We got some great insights from these user testing sessions. We analyzed these insights using affinity maps, color coded theme analyzers and card sorting. The findings were then used to update Wellspringboard.

Physician interviews

Given the time constraints and the fact that we were surrounded by physicians, we chose to rely on our assumptions. We did not focus user research efforts on our physicians. We assumed that if we build it, they will use it.


Now that we had solid, tested designs, we set out to actually build Wellspringboard. We created user stories in Trello and and used those to track our progress. In this phase, I took upon the role of a project manager and a development liaison.

Our Trello board. We used it to track progress and knock-out user stories.


In June 2016 we opened Wellspringboard to the world. We received coverage internally at the University, and externally around the state:

Patients loved it

By August that year, we had over 70 ideas submitted by patients and caregivers.Patients told us that they were thankful to have a voice, and very hopeful that they would be able to make a difference.


While we received great ideas from patients, and while U-M has many researchers searching for cures and improving treatments, we simply were not been able to match all the ideas with researchers who had the time and resources to take on another project. While researchers were interested in the idea, the incentives available were just not enough to compete with those available from bigger funding agencies.

The success of our failure

So, after much deliberation, we concluded the WellSpringboard experiment and set out to build what we learnt from it into improving our community engaged-research efforts across the research spectrum. We accepted that we needed to rework our researcher participation model. Making patient ideas visible and priorities known was just one piece of the puzzle — we understood that we needed to, and are, building an entire structure around community-based research initiatives. The learnings from Wellspringboard form the foundation of our strategic vision for using technology to engage communities around health research.

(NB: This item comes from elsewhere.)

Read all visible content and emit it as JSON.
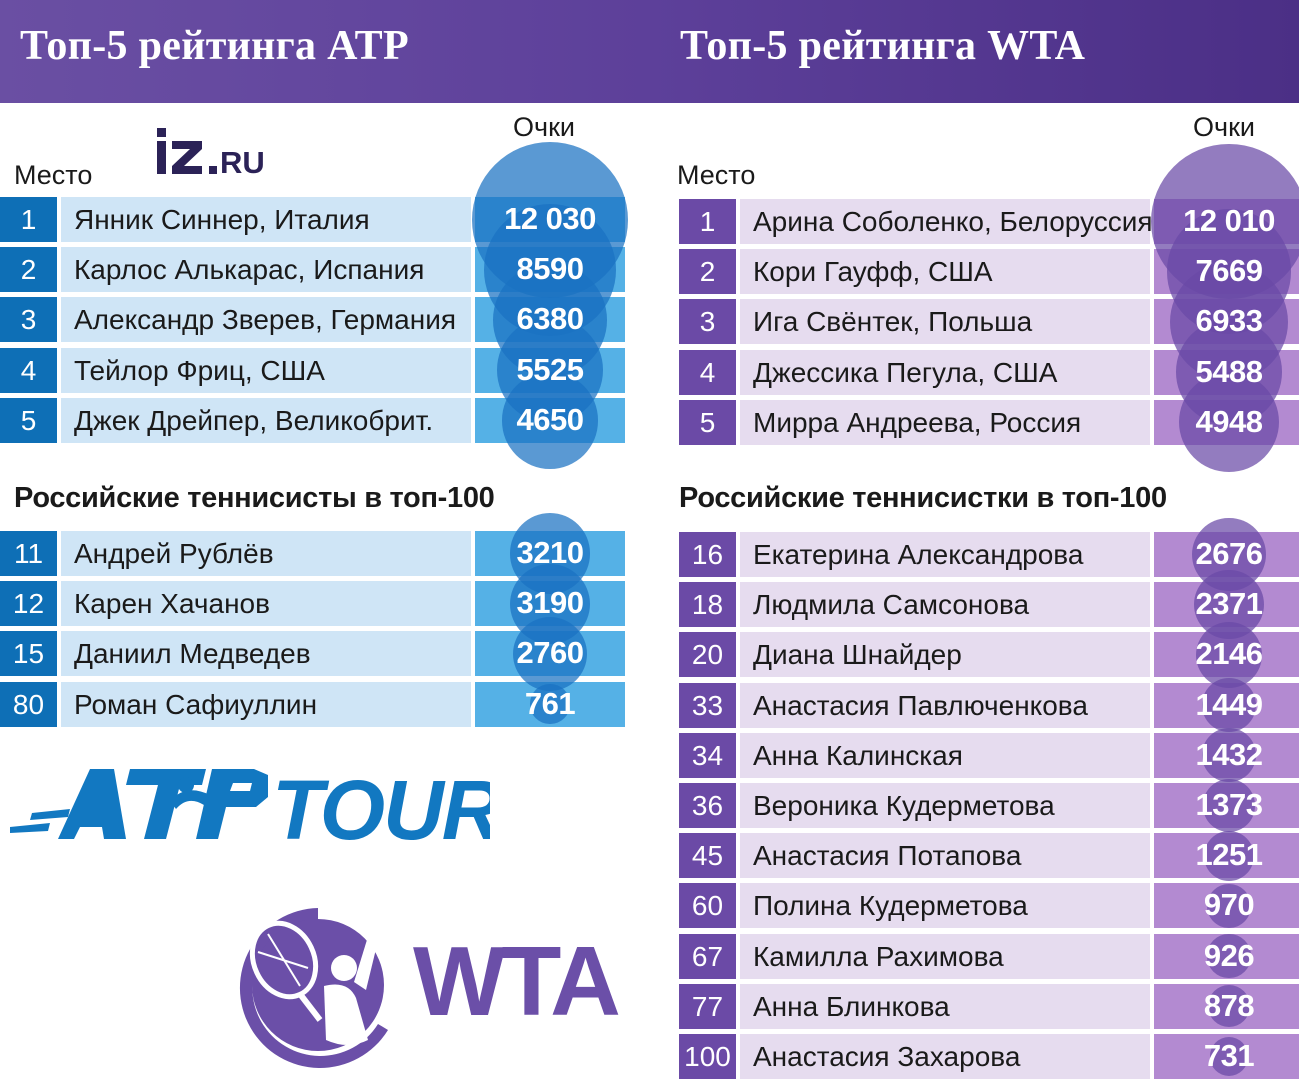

Assumptions are an inevitable part of product development. This project taught me the importance of managing risk while making assumptions.


  • Buyers and sellers are partners. As such, the buyer experience is just as important as the seller experience. We focused all our user research efforts on our patients and assumed, based on the echo-chamber that we were in, that the researchers would come. This broad assumption left us with no way of understanding all the barriers that our researchers would face.
  • Assumptions are an inevitable part of product development but I now try to synthesize the teams I work with to manage risk while making assumptions.